Posted in: Comics | Tagged: jonathan cape, neil bradford, Penguin, random house. graphic novel
Penguin/Random House/Jonathan Cape Drops Neil Bradford After 32 Years
Bleeding Cool gets the word that British publisher Jonathan Cape has let go of their head of book design, Neil Bradford. Bradford had worked at the publisher through various different incarnations, now Divisional Production Director at Penguin Random House, for over 32 years. Details or the departure are sketchy, but I am told it all came down to company politics. Certainly losing a senior employee after so many decades is likely to have an impact.

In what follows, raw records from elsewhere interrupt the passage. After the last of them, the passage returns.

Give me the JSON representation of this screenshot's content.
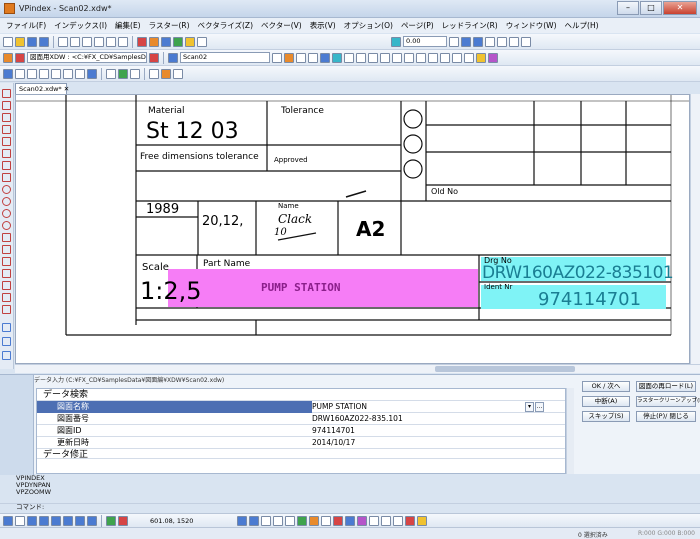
{
  "window": {
    "title": "VPindex - Scan02.xdw*"
  },
  "menu": [
    "ファイル(F)",
    "インデックス(I)",
    "編集(E)",
    "ラスター(R)",
    "ベクタライズ(Z)",
    "ベクター(V)",
    "表示(V)",
    "オプション(O)",
    "ページ(P)",
    "レッドライン(R)",
    "ウィンドウ(W)",
    "ヘルプ(H)"
  ],
  "toolbar2": {
    "zoom": "0.00"
  },
  "toolbar3": {
    "path": "図面用XDW : <C:¥FX_CD¥SamplesD",
    "file": "Scan02"
  },
  "document": {
    "tab": "Scan02.xdw*"
  },
  "drawing": {
    "material_label": "Material",
    "material_value": "St 12  03",
    "tolerance_label": "Tolerance",
    "free_dim": "Free dimensions  tolerance",
    "approved": "Approved",
    "old_no": "Old No",
    "year": "1989",
    "date": "20,12,",
    "name_label": "Name",
    "name_sig1": "Clack",
    "name_sig2": "10",
    "size": "A2",
    "scale_label": "Scale",
    "scale_value": "1:2,5",
    "part_label": "Part  Name",
    "part_value": "PUMP STATION",
    "drg_label": "Drg  No",
    "drg_value": "DRW160AZ022-835101",
    "ident_label": "Ident  Nr",
    "ident_value": "974114701"
  },
  "panel": {
    "header": "データ入力 (C:¥FX_CD¥SamplesData¥図面編¥XDW¥Scan02.xdw)",
    "section": "データ検索",
    "rows": [
      {
        "label": "図面名称",
        "value": "PUMP STATION"
      },
      {
        "label": "図面番号",
        "value": "DRW160AZ022-835.101"
      },
      {
        "label": "図面ID",
        "value": "974114701"
      },
      {
        "label": "更新日時",
        "value": "2014/10/17"
      }
    ],
    "section2": "データ修正",
    "buttons": {
      "ok": "OK / 次へ",
      "reload": "図面の再ロード(L)",
      "stop": "中断(A)",
      "cleanup": "ラスタークリーンアップ(R)...",
      "skip": "スキップ(S)",
      "close": "停止(P)/ 閉じる"
    }
  },
  "commands": [
    "VPINDEX",
    "VPDYNPAN",
    "VPZOOMW"
  ],
  "command_prompt": "コマンド:",
  "bottombar": {
    "coords": "601.08, 1520"
  },
  "statusbar": {
    "status": "0 選択済み",
    "color": "R:000 G:000 B:000"
  },
  "colors": {
    "highlight_magenta": "#f67df6",
    "highlight_cyan": "#7ff3f6",
    "selection": "#4d6fb3"
  }
}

Jonathan Cape was founded in 1921 by Herbert Jonathan Cape, who was head of the firm until his death in 1960. Cape and his business partner Wren Howard established a reputation for high quality design and production and a fine list of English-language authors, fostered by the firm's editor and reader Edward Garnett. Cape's list of writers ranged from poets including Robert Frost and C. Day Lewis, to children's authors such as Hugh Lofting and Arthur Ransome, to James Bond novels by Ian Fleming, to heavyweight fiction by James Joyce and T. E. Lawrence. After Cape's death, the firm later merged successively with three other London publishing houses. In 1987 it was taken over by Random House. Its name continues as one of Random House's British imprints and over recent decades became the premier publisher of adult graphic novels in Britain. This includes running the Graphic Novel Short Story prize with Comica and publishing the likes of graphic novels by Bryan Talbot, Posy Simmonds. Hannah Berry, Kate Beaton, Nick Hayes, Chris Ware, Joe Sacco, and more. Neil Bradford has been involved with all these books and authors and is the longest-standing employee at the publisher working in this environment. Jonathan Cape did not respond to inquiries made last week, but we would be open to hearing more from any involved parties.